My work in 2002 was connected to assisting the poorest in a government project, Adarsha Gram, assisted by the European Union, providing houses, homesteads, and livelihoods to homeless and landless families, particularly those who had lost their homes through river erosion.
Despite the many administrative and bureaucratic difficulties in managing such a project, the experience was enriching, as well as humbling.
Later on, from 2006 until 2012, I continued to work with the same category of people with the DFID and AusAID supported Chars Livelihoods Program in the northwest of the country.
Over those years with Adarsha Gram, I commuted from my comfortable apartment in Banani to the project’s office in Nilkhet, passing the 5-star Sonargaon Hotel twice a day.
At the nearby roundabout, two young girls with disabilities would greet me on most days with bright eyes and smiling faces, offering flowers or tea towels in return for some taka. In a way, they became part of my extended family and part of my routine.
The joy of giving clothes to them at Eid is difficult to explain. One of the two girls could see in one eye and the other could not speak at all.
Their fathers had abandoned the families, blaming the respective mothers for giving birth not only to daughters but to daughters with disabilities.
The two girls lived in very poor, unhygienic slum dwellings, which I visited, so their happy smiling faces were all the more remarkable. The reader may be wondering where these rambling thoughts of the heart are going to take him or her.
It was a coincidence that all those years ago, I was taking four different parts in Dhaka Stage’s production of Charles Dickens’: A Christmas Carol which was originally published in the week before Christmas in 1843.
The book was written by Dickens, drawing on his own experiences of growing up in very poor family circumstances. His father had been imprisoned for being in debt and Charles was taken out of school by his mother and was sent to a shoe polish factory at the age of 12 years and earned six shillings a week.
The book was written at a time when there was much poverty in Victorian London, much child mortality and, until a proper sewer system was completed in 1875, there were frequent outbreaks of cholera and other diseases.
A Christmas Carol is about a businessman, Ebenezer Scrooge, who is a penny-pinching miser in the first degree.
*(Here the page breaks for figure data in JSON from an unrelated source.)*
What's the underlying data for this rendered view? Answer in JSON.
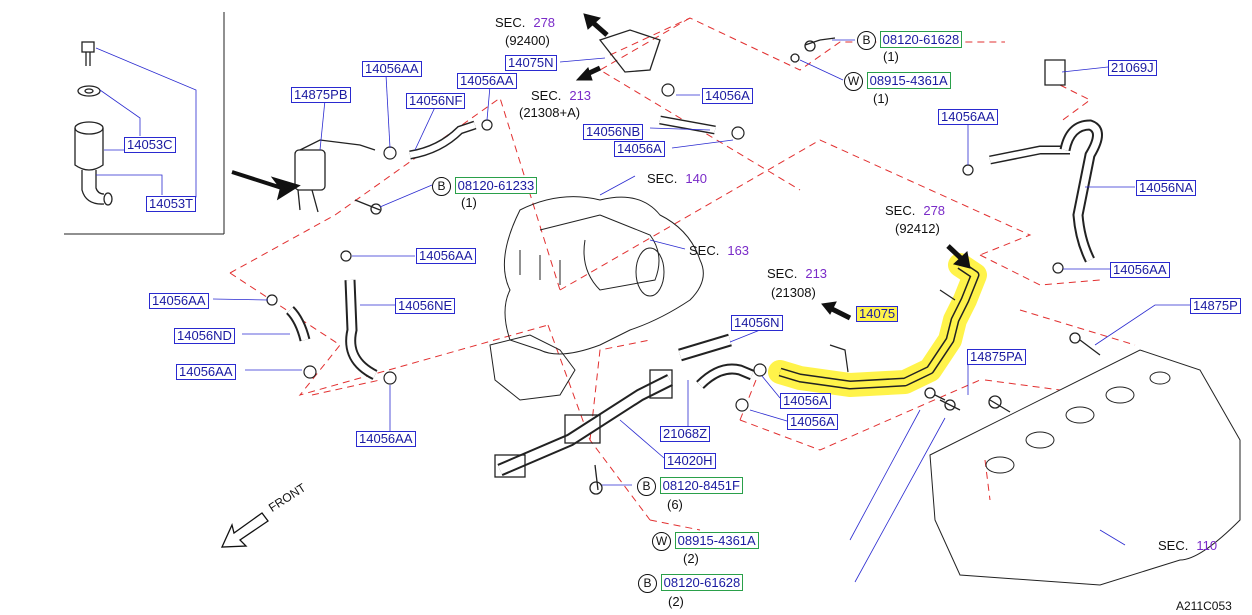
{
  "colors": {
    "callout": "#2a2ad0",
    "dashed": "#e23030",
    "highlight": "#fff34a",
    "section_number": "#7a2bc8",
    "line": "#1a1a1a"
  },
  "figure_id": "A211C053",
  "front_label": "FRONT",
  "inset": {
    "parts": [
      "14053C",
      "14053T"
    ]
  },
  "part_numbers": {
    "p14875PB": "14875PB",
    "p14056AA_1": "14056AA",
    "p14056NF": "14056NF",
    "p14056AA_2": "14056AA",
    "p14075N": "14075N",
    "p14056A_1": "14056A",
    "p14056NB": "14056NB",
    "p14056A_2": "14056A",
    "p21069J": "21069J",
    "p14056AA_3": "14056AA",
    "p14056NA": "14056NA",
    "p14056AA_4": "14056AA",
    "p14056AA_5": "14056AA",
    "p14056AA_6": "14056AA",
    "p14056NE": "14056NE",
    "p14056ND": "14056ND",
    "p14056AA_7": "14056AA",
    "p14056AA_8": "14056AA",
    "p14075": "14075",
    "p14056N": "14056N",
    "p14056A_3": "14056A",
    "p14056A_4": "14056A",
    "p21068Z": "21068Z",
    "p14020H": "14020H",
    "p14875P": "14875P",
    "p14875PA": "14875PA"
  },
  "fasteners": [
    {
      "symbol": "B",
      "part": "08120-61628",
      "qty": "(1)"
    },
    {
      "symbol": "W",
      "part": "08915-4361A",
      "qty": "(1)"
    },
    {
      "symbol": "B",
      "part": "08120-61233",
      "qty": "(1)"
    },
    {
      "symbol": "B",
      "part": "08120-8451F",
      "qty": "(6)"
    },
    {
      "symbol": "W",
      "part": "08915-4361A",
      "qty": "(2)"
    },
    {
      "symbol": "B",
      "part": "08120-61628",
      "qty": "(2)"
    }
  ],
  "sections": [
    {
      "label": "SEC.",
      "num": "278",
      "sub": "(92400)"
    },
    {
      "label": "SEC.",
      "num": "213",
      "sub": "(21308+A)"
    },
    {
      "label": "SEC.",
      "num": "140",
      "sub": ""
    },
    {
      "label": "SEC.",
      "num": "163",
      "sub": ""
    },
    {
      "label": "SEC.",
      "num": "278",
      "sub": "(92412)"
    },
    {
      "label": "SEC.",
      "num": "213",
      "sub": "(21308)"
    },
    {
      "label": "SEC.",
      "num": "110",
      "sub": ""
    }
  ]
}
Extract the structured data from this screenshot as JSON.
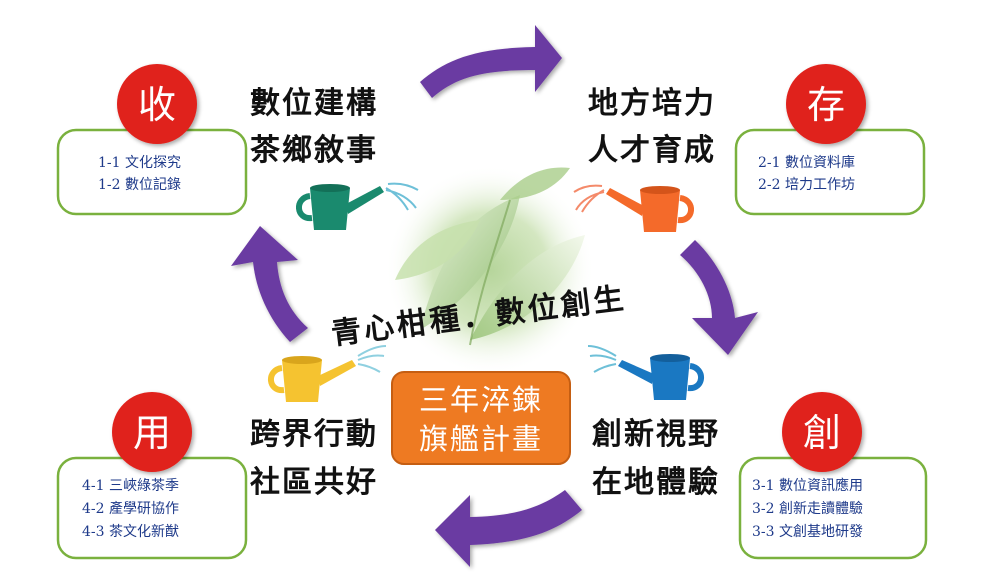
{
  "center": {
    "slogan": "青心柑種．數位創生",
    "badge_line1": "三年淬鍊",
    "badge_line2": "旗艦計畫"
  },
  "quadrants": {
    "shou": {
      "character": "收",
      "phrase1": "數位建構",
      "phrase2": "茶鄉敘事",
      "items": [
        "1-1  文化探究",
        "1-2  數位記錄"
      ]
    },
    "cun": {
      "character": "存",
      "phrase1": "地方培力",
      "phrase2": "人才育成",
      "items": [
        "2-1  數位資料庫",
        "2-2  培力工作坊"
      ]
    },
    "chuang": {
      "character": "創",
      "phrase1": "創新視野",
      "phrase2": "在地體驗",
      "items": [
        "3-1  數位資訊應用",
        "3-2  創新走讀體驗",
        "3-3  文創基地研發"
      ]
    },
    "yong": {
      "character": "用",
      "phrase1": "跨界行動",
      "phrase2": "社區共好",
      "items": [
        "4-1  三峽綠茶季",
        "4-2  產學研協作",
        "4-3  茶文化新猷"
      ]
    }
  },
  "colors": {
    "arrow": "#6b3aa2",
    "circle_red": "#e0211c",
    "box_border": "#7ab13e",
    "item_text": "#1e3a8a",
    "badge_fill": "#ee7a22",
    "can_green": "#1a8a6e",
    "can_orange": "#f46a2a",
    "can_blue": "#1a78c2",
    "can_yellow": "#f5c330"
  }
}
He cares nothing for the people around him, and mankind exists only for the money that can be made through exploitation and intimidation.
He particularly detests Christmas which he views as “time for finding yourself a year older, and not an hour richer.” Scrooge is visited on Christmas Eve by the ghost of his former partner Jacob Marley who died seven Christmas Eves ago.
Marley, a miser from the same mold as Scrooge, is suffering the consequences in the afterlife and hopes to help Scrooge avoid his fate. He tells Scrooge that he will be haunted by three spirits.
These three spirits, the ghosts of Christmas past, present, and future, succeed in showing Scrooge the error of his ways.
His glorious reformation complete, Christmas morning finds Scrooge sending a Christmas turkey to his long-suffering clerk, Bob Cratchit, and spending Christmas day in the company of his nephew, Fred, whom he had earlier spurned.
Scrooge’s new-found benevolence continues as he raises Cratchit’s salary and vows to assist his family, which includes Bob’s disabled son, Tiny Tim. In the end, Dickens reports that Scrooge became “as good a friend, as good a master, and as good a man, as the good old city knew.”
Dickens’ description of the Christmas holiday as “a good time: a kind, forgiving, charitable, pleasant time: the only time I know of in the long calendar of the year, when men and women seem by one consent to open their shut-up hearts freely, and to think of other people below them as if they really were fellow-passengers to the grave, and not another race of creatures bound on other journeys” should be the very essence of Christmas today, not at the greedy commercialized level, but in people’s hearts and homes.
As I have been associated with Bangladesh since 1971, my friends sometimes refer to me as a “Bangladeshi foreigner” and I hope that connecting all these feelings, observations and senses of my heart makes some sense and will encourage people to reach out to those who have less, not just at particular times of the year such as Christmas and Eid, but always.
Julian Francis has been associated with relief and development activities of Bangladesh since the War of Liberation. In 2012, the Government of Bangladesh awarded him the ‘Friends of Liberation War Honour’ in recognition of his work among the refugees in India in 1971 and in 2018 honoured him with full Bangladesh citizenship.